For this new breed of Flâneur the hustle and bustle of the crowd is not to be observed at leisure, but to be avoided. The goal is not to aestheticize urban life while absorbing it, but to instrumentalize it while attempting to direct it in the name of efficiency and speed. The crowd is not to be followed but to be deliberately avoided, the urban grid of everyday life is not to be re-inscribed but to be exceeded.

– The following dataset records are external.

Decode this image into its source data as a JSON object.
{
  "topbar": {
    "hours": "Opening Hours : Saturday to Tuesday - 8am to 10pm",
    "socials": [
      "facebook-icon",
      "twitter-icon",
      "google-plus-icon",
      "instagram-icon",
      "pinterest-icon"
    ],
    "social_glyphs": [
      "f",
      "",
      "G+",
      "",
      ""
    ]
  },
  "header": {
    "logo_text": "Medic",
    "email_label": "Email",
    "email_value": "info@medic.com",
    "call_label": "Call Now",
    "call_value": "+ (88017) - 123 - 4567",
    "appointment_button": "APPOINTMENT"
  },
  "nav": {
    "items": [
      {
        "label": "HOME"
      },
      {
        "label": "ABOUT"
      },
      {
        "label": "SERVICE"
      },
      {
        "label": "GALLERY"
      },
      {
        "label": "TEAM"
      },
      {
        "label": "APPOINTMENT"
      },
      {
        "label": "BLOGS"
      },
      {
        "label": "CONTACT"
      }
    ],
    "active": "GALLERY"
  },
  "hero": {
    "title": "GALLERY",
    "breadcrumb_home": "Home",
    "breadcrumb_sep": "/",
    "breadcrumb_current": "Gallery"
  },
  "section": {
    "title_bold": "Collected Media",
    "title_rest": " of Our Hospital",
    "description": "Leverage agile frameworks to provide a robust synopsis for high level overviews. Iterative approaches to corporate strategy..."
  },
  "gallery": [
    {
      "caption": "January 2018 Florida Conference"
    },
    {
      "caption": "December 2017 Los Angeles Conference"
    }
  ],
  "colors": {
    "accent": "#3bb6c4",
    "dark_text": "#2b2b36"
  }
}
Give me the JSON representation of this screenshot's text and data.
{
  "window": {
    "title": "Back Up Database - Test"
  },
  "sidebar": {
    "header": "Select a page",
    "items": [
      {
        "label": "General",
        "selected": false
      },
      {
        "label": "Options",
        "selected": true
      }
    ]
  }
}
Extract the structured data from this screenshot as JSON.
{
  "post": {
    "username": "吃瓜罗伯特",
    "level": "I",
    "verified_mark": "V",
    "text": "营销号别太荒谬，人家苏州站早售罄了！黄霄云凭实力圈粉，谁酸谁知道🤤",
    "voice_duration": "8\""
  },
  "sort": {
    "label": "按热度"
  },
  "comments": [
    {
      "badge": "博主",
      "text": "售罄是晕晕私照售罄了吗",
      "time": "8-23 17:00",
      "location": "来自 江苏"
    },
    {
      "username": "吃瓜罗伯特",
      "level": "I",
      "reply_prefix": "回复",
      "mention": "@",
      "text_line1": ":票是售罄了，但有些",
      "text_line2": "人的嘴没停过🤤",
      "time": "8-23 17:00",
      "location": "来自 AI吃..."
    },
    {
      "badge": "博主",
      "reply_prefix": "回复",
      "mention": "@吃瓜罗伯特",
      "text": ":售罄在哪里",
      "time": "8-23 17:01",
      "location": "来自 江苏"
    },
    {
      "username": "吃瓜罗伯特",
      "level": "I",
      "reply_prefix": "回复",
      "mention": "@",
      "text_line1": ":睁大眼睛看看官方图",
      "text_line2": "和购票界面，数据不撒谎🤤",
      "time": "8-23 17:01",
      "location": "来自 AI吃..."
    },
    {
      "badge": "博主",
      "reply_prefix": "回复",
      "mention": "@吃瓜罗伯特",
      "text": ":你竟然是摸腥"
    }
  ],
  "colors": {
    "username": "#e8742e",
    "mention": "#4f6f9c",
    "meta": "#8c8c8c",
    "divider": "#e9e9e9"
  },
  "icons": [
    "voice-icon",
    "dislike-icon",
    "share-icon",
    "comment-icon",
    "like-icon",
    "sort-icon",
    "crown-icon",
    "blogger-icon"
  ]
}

Flâneur 2.0, no longer self-consciously critical of the techno-urban imperatives that morph around him, no longer taking a derive or deviation for its own sake, finds herself unwillingly and unwittingly having to smooth out the striated grid. Driven by invisible economic imperatives (imperatives that constitute the fish-bowl he swims in), Flâneur 2.0 is thrust kicking and screaming — sometimes literally — out of his habitual orbit by the Meanderthal. Nonetheless, though briefly discombobulated, Flâneur 2.0 quickly gets re-oriented, re-doubling his/her efforts for the sake of efficiency, mobility, speed, and capital. The phrase quoted at the beginning of this paper — “Down with Dawdling!” — undoubtedly had a certain currency in Walter Benjamin’s day. But the man who first uttered it could not have imagined that it would persist, nor what it would come to mean in the age of the Meanderthal.